This aims to be a catalog of most of the different programming languages that would have applications at ARC, what sets them apart, and some qualities that might make one language better for some function than another.
Low(er) level code that compiles into machine code. Very fast, but will blow up in your face if you use it wrong. Functional programming.
High level language that is interpreted rather than compiled. Easy to debug, useful error messages, easy to write and read. “Batteries-included” philosphy – 90% of needed libraries (networking, multithreading, reflection) are already included. Runs anywhere. Relatively quite slow and due to implementation details can only have 1 thread running at a time. Object-oriented.
Downside: has two different versions (py 2 and py 3) with different syntax. Semantics is nearly identical, and due to this any work at ARC done in Python should use the most recent version of Python 3.
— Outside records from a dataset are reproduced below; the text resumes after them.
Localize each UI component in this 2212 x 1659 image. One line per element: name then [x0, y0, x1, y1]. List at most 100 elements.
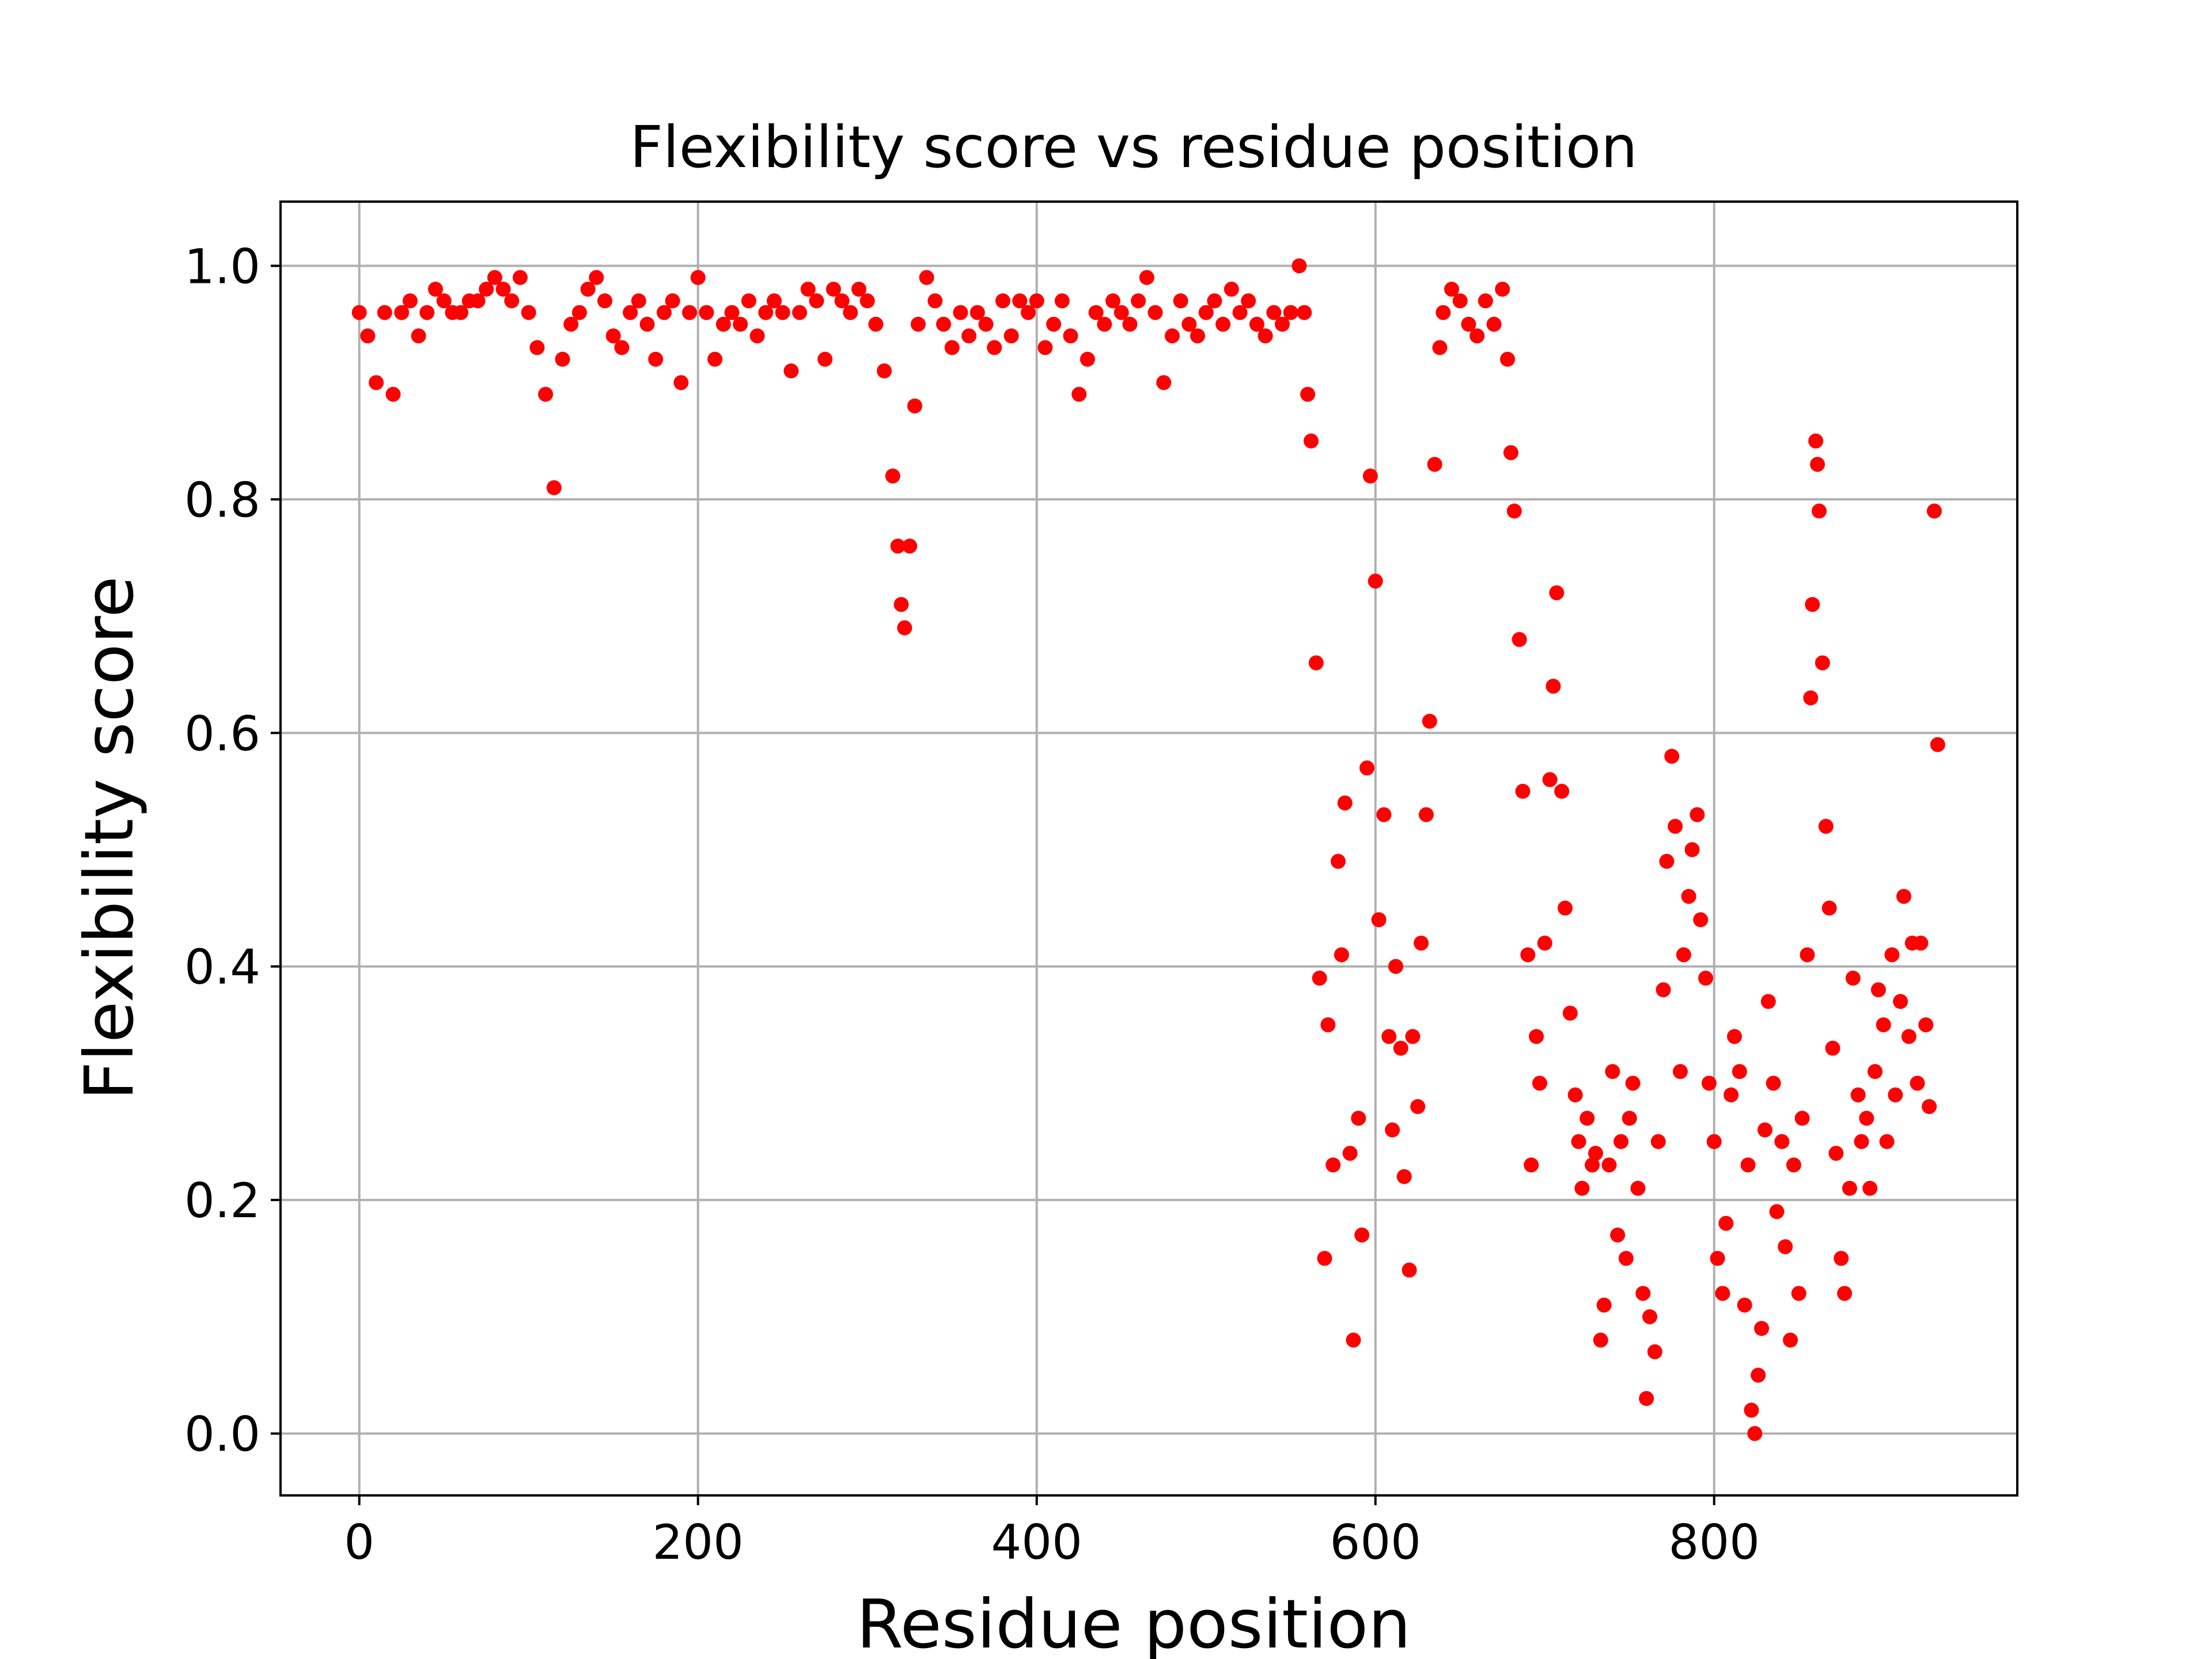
point — [1732, 1064, 1747, 1080]
point — [1893, 994, 1908, 1009]
point — [1786, 1157, 1801, 1173]
point — [1503, 445, 1518, 460]
point — [1588, 1146, 1603, 1161]
point — [1427, 457, 1442, 472]
point — [1639, 1391, 1654, 1406]
point — [1818, 819, 1834, 834]
point — [1207, 293, 1222, 309]
point — [1300, 387, 1316, 402]
point — [1676, 947, 1691, 963]
point — [1650, 1134, 1666, 1149]
point — [767, 293, 782, 309]
point — [1901, 1029, 1916, 1044]
point — [436, 293, 452, 309]
point — [1381, 1029, 1397, 1044]
point — [953, 305, 968, 320]
point — [1410, 1099, 1426, 1114]
y-tick-label: 1.0 — [184, 238, 260, 294]
point — [639, 316, 655, 332]
point — [1718, 1215, 1734, 1231]
point — [1283, 305, 1298, 320]
point — [1190, 328, 1206, 344]
point — [385, 387, 401, 402]
point — [1693, 912, 1709, 927]
y-tick-label: 0.0 — [184, 1407, 260, 1463]
point — [1766, 1075, 1781, 1091]
point — [1266, 305, 1282, 320]
point — [1524, 1157, 1539, 1173]
point — [1461, 316, 1476, 332]
y-tick-label: 0.8 — [184, 472, 260, 528]
point — [538, 387, 554, 402]
point — [1737, 1297, 1752, 1313]
point — [1257, 328, 1273, 344]
point — [1690, 807, 1705, 823]
point — [673, 375, 689, 391]
point — [1837, 1286, 1853, 1301]
point — [1164, 328, 1180, 344]
point — [1805, 597, 1820, 612]
point — [1500, 351, 1516, 367]
point — [1331, 854, 1346, 869]
point — [1868, 1064, 1883, 1080]
point — [792, 305, 808, 320]
point — [428, 282, 444, 297]
point — [1241, 293, 1256, 309]
point — [1812, 503, 1827, 519]
point — [944, 340, 960, 355]
point — [563, 316, 579, 332]
point — [1435, 305, 1451, 320]
point — [1362, 468, 1378, 484]
point — [1029, 293, 1044, 309]
point — [1859, 1111, 1874, 1126]
point — [1393, 1040, 1408, 1056]
point — [1512, 632, 1527, 647]
point — [369, 375, 384, 391]
point — [1845, 971, 1861, 986]
point — [1808, 433, 1824, 449]
point — [1003, 328, 1019, 344]
point — [1371, 912, 1387, 927]
point — [682, 305, 698, 320]
point — [749, 328, 765, 344]
point — [741, 293, 756, 309]
point — [893, 597, 909, 612]
point — [1249, 316, 1264, 332]
point — [1727, 1029, 1743, 1044]
point — [1744, 1403, 1759, 1418]
point — [589, 270, 604, 285]
point — [1320, 1017, 1336, 1033]
point — [1659, 854, 1675, 869]
point — [1613, 1134, 1629, 1149]
point — [1515, 783, 1531, 799]
point — [897, 620, 912, 635]
point — [1783, 1332, 1798, 1348]
point — [1131, 293, 1146, 309]
y-tick-label: 0.4 — [184, 940, 260, 995]
point — [890, 538, 906, 554]
point — [1351, 1111, 1366, 1126]
point — [1757, 1122, 1772, 1138]
point — [1815, 655, 1830, 671]
point — [1803, 690, 1819, 706]
point — [1821, 900, 1837, 916]
point — [1304, 433, 1319, 449]
point — [1308, 655, 1324, 671]
point — [1842, 1180, 1857, 1196]
point — [1601, 1157, 1617, 1173]
point — [1896, 889, 1912, 904]
x-tick-label: 600 — [1330, 1514, 1421, 1570]
point — [961, 328, 977, 344]
point — [733, 316, 748, 332]
point — [1388, 959, 1404, 974]
point — [1054, 293, 1070, 309]
point — [1147, 305, 1163, 320]
point — [1325, 1157, 1341, 1173]
point — [1656, 982, 1671, 998]
point — [1080, 351, 1095, 367]
y-axis-label: Flexibility score — [70, 576, 149, 1100]
point — [1532, 1075, 1547, 1091]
High level language, compiles to JVM bytecode. Would likely be an unfortunate choice for anything that has to interface with metal on a rocket, as escaping the JVM can be difficult (it’s not designed with that in mind). Fairly fast and java bytecode will run on anything with a JVM, but not all things have a JVM and if there isn’t a port for the machine we’d have to make one. Object-oriented.
Falls somewhere between C and Python, more towards the C end. Ada is linked using the same linker as C code, but is compiled in a different manner. Very fast, and while slightly more taxing to write, if it compiles, it will run. Commonly used in rocketry (see Arianne 5 – programming error, not language failure). Most unique semantics and likely harder to learn on the fly. Not a commonly known language.